Trail Turn Assist, the Rivian "Tank Turn," and other environmentally destructive tricks.

During my test of the new Ford Bronco—a vehicle I liked a lot—I tried out its Trail Turn Assist feature, as you can see demonstrated in the video above. TTA drastically shortens the turning circle of the vehicle by applying the brake to an inside wheel, essentially dragging it through the turn.

Of course, in a normal scenario you wouldn’t be initiating a 360-degree turn such as in my demonstration above, conducted in a heavily used wash and cleaned up afterwards. Its utility would be negotiating a tight maneuver when, say, a boulder threatens the outside corner of the vehicle, or a drop-off threatens the entire vehicle. However, there’s nothing to prevent an owner engaging it simply to show off how tightly he can reverse course. And no matter how briefly one engages it, it will impact the trail.

My approach to driving, or to teaching someone to drive—as with all instructors I know—is, at all times, to try to minimize or eliminate wheel spin, which causes both a loss of traction and control and results in degradation of the surface, particularly in places where multiple vehicles are likely to lose traction.

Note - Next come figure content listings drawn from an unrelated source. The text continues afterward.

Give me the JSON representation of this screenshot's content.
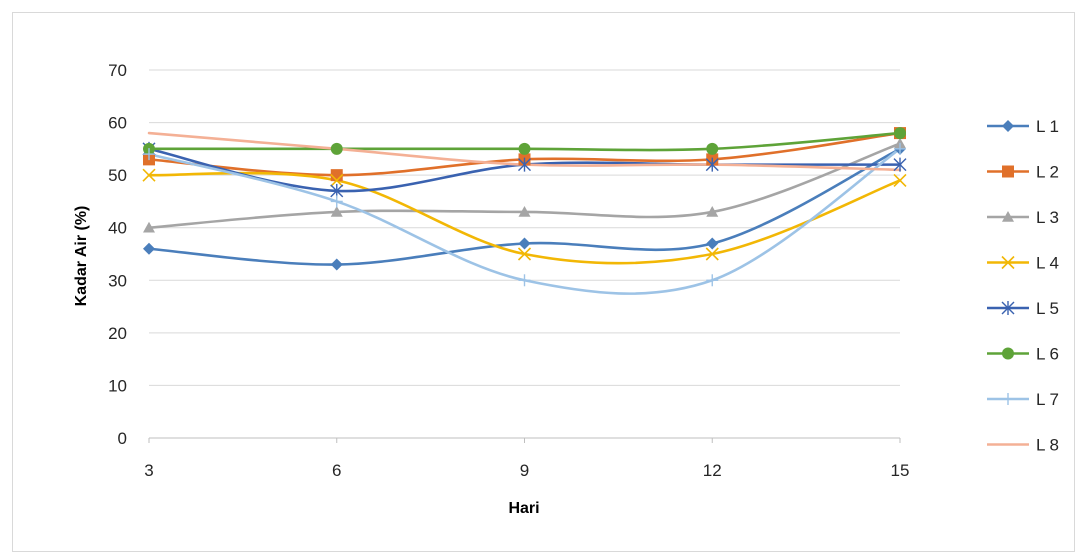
{
  "chart_data": {
    "type": "line",
    "xlabel": "Hari",
    "ylabel": "Kadar Air (%)",
    "x": [
      3,
      6,
      9,
      12,
      15
    ],
    "x_tick_labels": [
      "3",
      "6",
      "9",
      "12",
      "15"
    ],
    "ylim": [
      0,
      70
    ],
    "y_ticks": [
      0,
      10,
      20,
      30,
      40,
      50,
      60,
      70
    ],
    "grid": "horizontal",
    "legend_position": "right",
    "smooth": true,
    "series": [
      {
        "name": "L 1",
        "color": "#4a7ebb",
        "marker": "diamond",
        "values": [
          36,
          33,
          37,
          37,
          55
        ]
      },
      {
        "name": "L 2",
        "color": "#e0702a",
        "marker": "square",
        "values": [
          53,
          50,
          53,
          53,
          58
        ]
      },
      {
        "name": "L 3",
        "color": "#a5a5a5",
        "marker": "triangle",
        "values": [
          40,
          43,
          43,
          43,
          56
        ]
      },
      {
        "name": "L 4",
        "color": "#f2b705",
        "marker": "x",
        "values": [
          50,
          49,
          35,
          35,
          49
        ]
      },
      {
        "name": "L 5",
        "color": "#3a62b0",
        "marker": "star",
        "values": [
          55,
          47,
          52,
          52,
          52
        ]
      },
      {
        "name": "L 6",
        "color": "#5ea338",
        "marker": "circle",
        "values": [
          55,
          55,
          55,
          55,
          58
        ]
      },
      {
        "name": "L 7",
        "color": "#9dc3e6",
        "marker": "plus",
        "values": [
          54,
          45,
          30,
          30,
          55
        ]
      },
      {
        "name": "L 8",
        "color": "#f4b095",
        "marker": "none",
        "values": [
          58,
          55,
          52,
          52,
          51
        ]
      }
    ]
  }
}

And wheel spin while the vehicle is stationary does more or less precisely the same thing as a locked wheel while the vehicle is moving: It wears away at the substrate, increasing erosion.

I’m not going to claim I would never use TTA if I owned a Bronco, but I would be extremely reluctant to do so.

As potentially damaging as TTA is, it pales before the much-hyped “Tank Turn” the much-hyped Rivian electric pickup can accomplish. By powering both wheels on one side forward and both wheels on the opposite side backward, The Rivian can essentially spin in place. The resulting destruction of the trail is easy to see in the videos produced by the company itself. You can see the entire sequence here.

The Tank Turn “feature” has actually been delayed for an unknown period after the Rivian engineers recognized several issues—including the fact that when the turn is enabled, traction is completely lost. Thus if an owner were to initiate it on a slope, the vehicle would immediately begin sliding downhill.

Rivian will undoubtedly warn that the feature is only to be used on a “closed course,” just as they say for their “Drift Mode,” designed for “advanced drivers wanting to drift their R1T on a closed course.”

Wink, wink.

Sadly such hypocrisy is by no means limited to the Rivian company (see here). Every truck maker loudly proclaims adherence to Tread Lightly practices, while producing advertising material expressly promoting the exact opposite. There are certainly those consumers who are responsible enough to eschew aping the ads, but there are tens—hundreds—of thousands who are not. I see the results every single time I head out on a trail, and it has been getting exponentially worse. Blame it on what you will, but there has been an unmistakable increase in self-centered behavior on public land in the last half decade or so. More litter, more driving completely off trail, more hooning on the trail. These are not the type of people who will respond to a friendly lecture. Yet they are the ones who will scream when severely damaged trails are shut down by overworked and underfunded public lands managers.

Short of funding a sniper division in the BLM, I really don’t have a solution.